Artists and makers from across Devon are exhibiting work in a new exhibition at the Thelma Hulbert Gallery, Honiton.

Fresh! features embroidered whippets, wet-plate photographs of wild swimmers, a set of drawers containing small pieces of art, and an installation made from World War 2 love letters.

The exhibition includes painting, sculpture, pottery, glass work, textile and paper art by more than 50 established and emerging artists from Devon Artist Network. The exhibition is hosted by Thelma Hulbert Gallery as part of Creative Communities, an initiative to promote the value of individual and collective creative expression, and fresh ideas and perspectives. 

Work includes:

Penny O’Brien’s ceramic pots feature places in Devon using the What3Words app. The show landscape features of a particular location, with the three words imprinted on the clay. Penny’s work is inspired by her surroundings: the landscape of Dartmoor, the places she visits, and the ever-changing weather. 

Tessa Jane’s ‘Let life live through you’ is a set of twelve drawers, each containing individual pieces of drawn, stitched, printed art, photographs, found objects and collage. Visitors can open the drawers to explore the artist’s dreams, passions, hopes and fears.

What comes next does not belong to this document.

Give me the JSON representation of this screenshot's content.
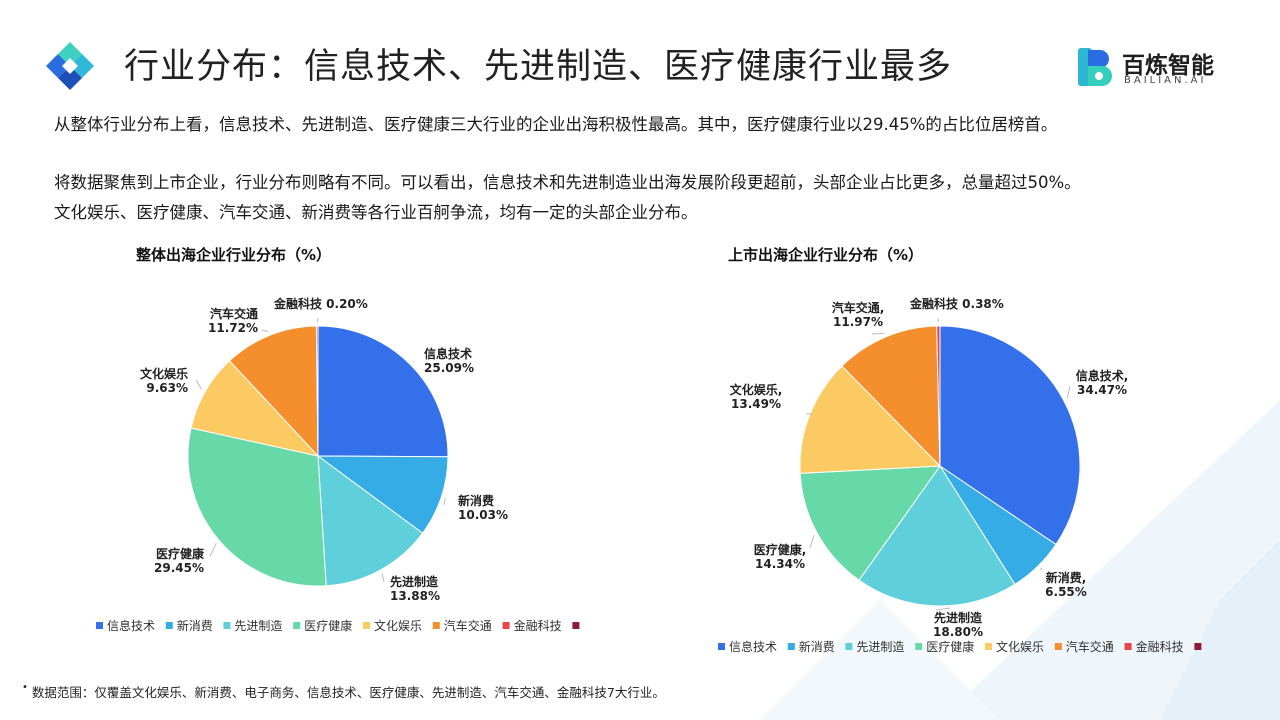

Karen Nicholls’ embroidered appliqué is inspired by photographs of her whippets and a passion for fabric. Based in Tavistock, she makes framed freehand machine-embroidered and appliqued original pieces depicting animals, birds and foliage. Karen loves to sew the quirky, beautiful, magical, humorous or touching characters from her photographs and sketches, combining the images with the texture and warmth of fabric and the stitched line.

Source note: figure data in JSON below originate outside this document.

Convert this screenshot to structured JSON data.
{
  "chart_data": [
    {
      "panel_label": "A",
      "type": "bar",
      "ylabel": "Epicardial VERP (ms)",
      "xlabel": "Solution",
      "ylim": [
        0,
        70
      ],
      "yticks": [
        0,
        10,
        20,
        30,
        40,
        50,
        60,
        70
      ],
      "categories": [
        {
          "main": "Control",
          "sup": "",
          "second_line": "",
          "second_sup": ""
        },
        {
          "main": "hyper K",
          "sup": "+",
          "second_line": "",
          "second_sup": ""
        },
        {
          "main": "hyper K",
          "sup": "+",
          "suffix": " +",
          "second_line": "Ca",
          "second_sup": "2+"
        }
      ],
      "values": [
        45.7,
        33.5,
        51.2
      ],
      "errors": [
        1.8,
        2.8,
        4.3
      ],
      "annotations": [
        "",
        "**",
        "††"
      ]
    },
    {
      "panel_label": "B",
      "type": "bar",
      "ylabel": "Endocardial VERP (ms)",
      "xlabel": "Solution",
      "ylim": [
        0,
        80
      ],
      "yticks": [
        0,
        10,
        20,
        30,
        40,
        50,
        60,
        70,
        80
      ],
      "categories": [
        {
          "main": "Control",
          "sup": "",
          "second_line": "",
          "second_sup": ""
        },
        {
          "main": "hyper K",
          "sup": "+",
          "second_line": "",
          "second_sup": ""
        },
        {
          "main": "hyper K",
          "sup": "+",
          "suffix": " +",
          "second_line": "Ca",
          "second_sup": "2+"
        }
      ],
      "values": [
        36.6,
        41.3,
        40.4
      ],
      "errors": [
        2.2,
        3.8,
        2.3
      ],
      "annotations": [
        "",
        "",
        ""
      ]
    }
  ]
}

Martin Staniforth is a sculptor based in the village of Awliscombe. His practice focuses on emergence, regeneration and natural progression, drawing influences from nature.  His work experiments with forms falling and rising: pieces from the burnt-out Royal Clarence Hotel, Exeter; microscopic creatures and the human form. He is intrigued by ‘vulnerability’, and how this is masked with statements of certainty and how we express this in the masculine and the feminine.

Nicky Thompson (aka Barton) is a Wet Plate photographer, who uses old photography techniques. Her stunning photography artwork in the exhibition is an example of an ongoing project of Wild Swimmers taken on glass plate using wet collodion, a Victorian photographic process.

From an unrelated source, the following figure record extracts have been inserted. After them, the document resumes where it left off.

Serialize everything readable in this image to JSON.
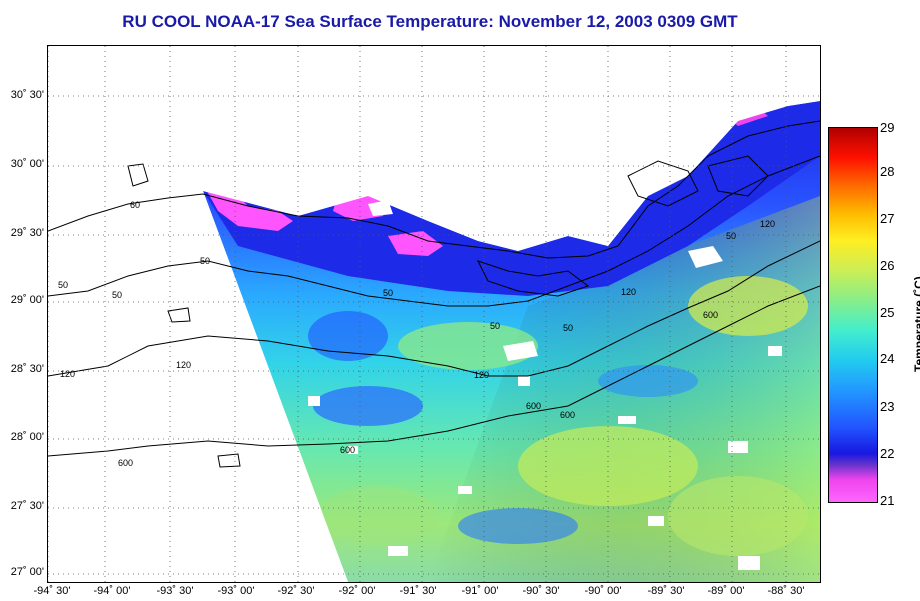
{
  "title": "RU COOL  NOAA-17  Sea Surface Temperature:  November 12, 2003 0309 GMT",
  "axes": {
    "lat_labels": [
      "30˚ 30'",
      "30˚ 00'",
      "29˚ 30'",
      "29˚ 00'",
      "28˚ 30'",
      "28˚ 00'",
      "27˚ 30'",
      "27˚ 00'"
    ],
    "lon_labels": [
      "-94˚ 30'",
      "-94˚ 00'",
      "-93˚ 30'",
      "-93˚ 00'",
      "-92˚ 30'",
      "-92˚ 00'",
      "-91˚ 30'",
      "-91˚ 00'",
      "-90˚ 30'",
      "-90˚ 00'",
      "-89˚ 30'",
      "-89˚ 00'",
      "-88˚ 30'"
    ]
  },
  "colorbar": {
    "ticks": [
      "29",
      "28",
      "27",
      "26",
      "25",
      "24",
      "23",
      "22",
      "21"
    ],
    "label": "Temperature (˚C)",
    "min": 21,
    "max": 29
  },
  "contour_labels": [
    "60",
    "50",
    "50",
    "50",
    "120",
    "50",
    "50",
    "120",
    "120",
    "600",
    "50",
    "120",
    "50",
    "120",
    "600",
    "600",
    "600",
    "600"
  ],
  "colors": {
    "title": "#1a1aa8",
    "cold": "#ff55ff",
    "cool": "#2244ff",
    "mid": "#33ccdd",
    "warm": "#ccee44",
    "land": "#ffffff"
  }
}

Philippa de Burlet creates thrown, hand-painted porcelain which is strong and durable from her studio in Chagford. Her collection in the exhibition comprises exquisite blue and white ceramic candlesticks and bowls are painted with a blue/grey underglaze painting. 

Sara Evans’ work develops from a variety of sources and engagements with contemporary life. Human psychology, environmental issues, and gender roles are thematic threads. Narrative, metaphor, and humour feature in her pottery pieces; she is intrigued that each viewer brings a different meaning to what they see.

Ella Slade’s compelling landscapes capture the essence and vitality of the rugged scenery of Devon and Cornwall, in all of its many shifting moods. Rolling storm swells and phosphorescent briny seas set against the craggy coastlines of the South West continue to inspire Ella. Every day she works in the open air and from her beachside studio in Exmouth.

Gillian Taylor has used love letters written during World War Two to create an installation of poppies which is suspended from the ceiling of the gallery. Fragments of the original text can be seen on the poppies, hinting at what life was like in another era.

Ruth Smith is an emerging artist, who has been inspired by local produce during the pandemic. With neighbours dropping round eggs and sharing plants for allotments, she began to think about how local produce brings community together, and how disconnected we are from the people and processes behind many items sold in supermarkets. 

Ruth said:

“Since the lockdowns I have been really conscious about how local produce creates connections between people and the land. As it’s all fresh veg, grown here in Devon, I thought it would fit perfectly with this celebration of all things wonderfully fresh and inspiring about Devon.”

Throughout the exhibition there will be a programme of workshops for community groups and families.